LOW Cron configuration enables persistent unattended portfolio monitoring with external delivery -12 ▶
The skill ships config/openclaw-cron.example.json with three scheduled job templates: morning brief at 09:00, evening brief at 17:00, and daily radar at 08:30 (all Asia/Shanghai). Each job sends portfolio holdings data to qveris.ai and delivers results to external channels (Feishu). Once configured, this establishes continuous automated transmission of financial data without per-session user consent.
INFO Canary file accesses are audit system operations, not skill behavior 0 ▶
Auditd PATH records show access to .env, .ssh/id_rsa, .aws/credentials, .npmrc, .docker/config.json, and .config/gcloud credentials at two points: during audit initialization (pre-install, ~1771736111) and post-install verification (~1771736130). Timing analysis places both access clusters within the audit orchestration process, not within any skill-originated process. The canary integrity report confirms no exfiltration occurred.

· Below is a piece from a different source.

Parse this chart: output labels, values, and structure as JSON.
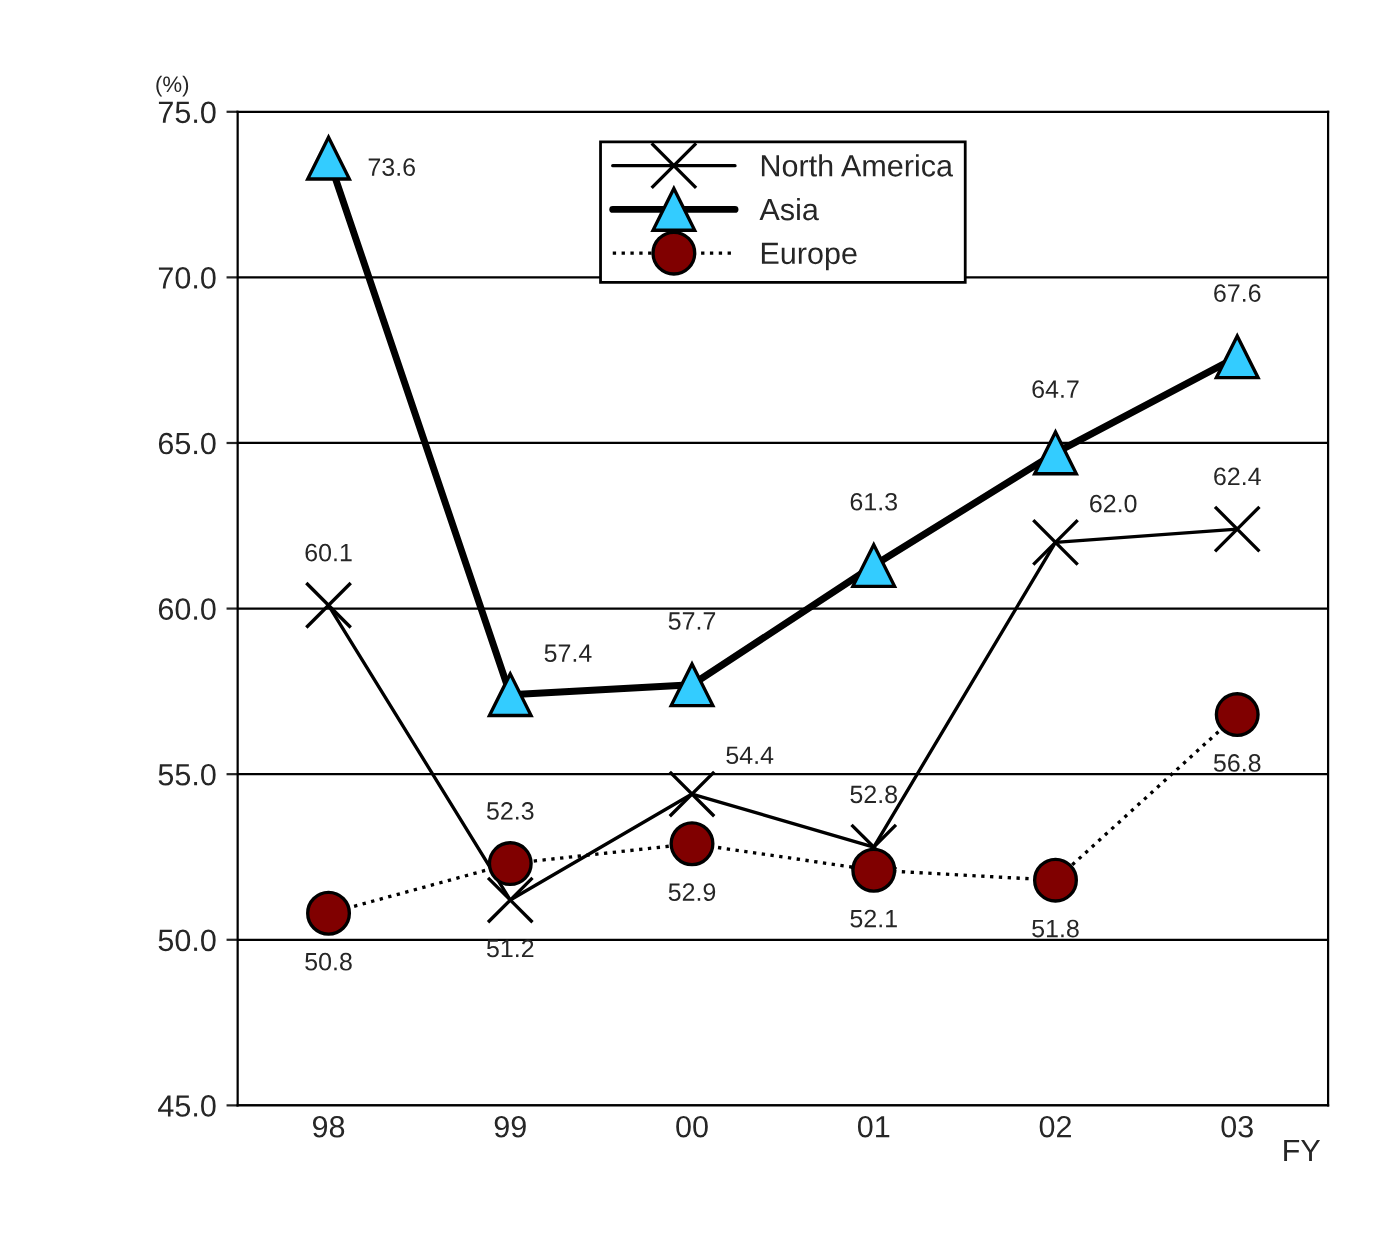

INFO Installation was clean with fully expected behavior 0 ▶
The install process performed a sparse git clone from the declared source repository, copied only the specified skill subdirectory, and cleaned up the temporary clone. All network activity was accounted for by the git clone (GitHub) and background system processes (Ubuntu Canonical servers). No new listening ports, no unexpected persistent connections, and no filesystem changes outside the skill install path.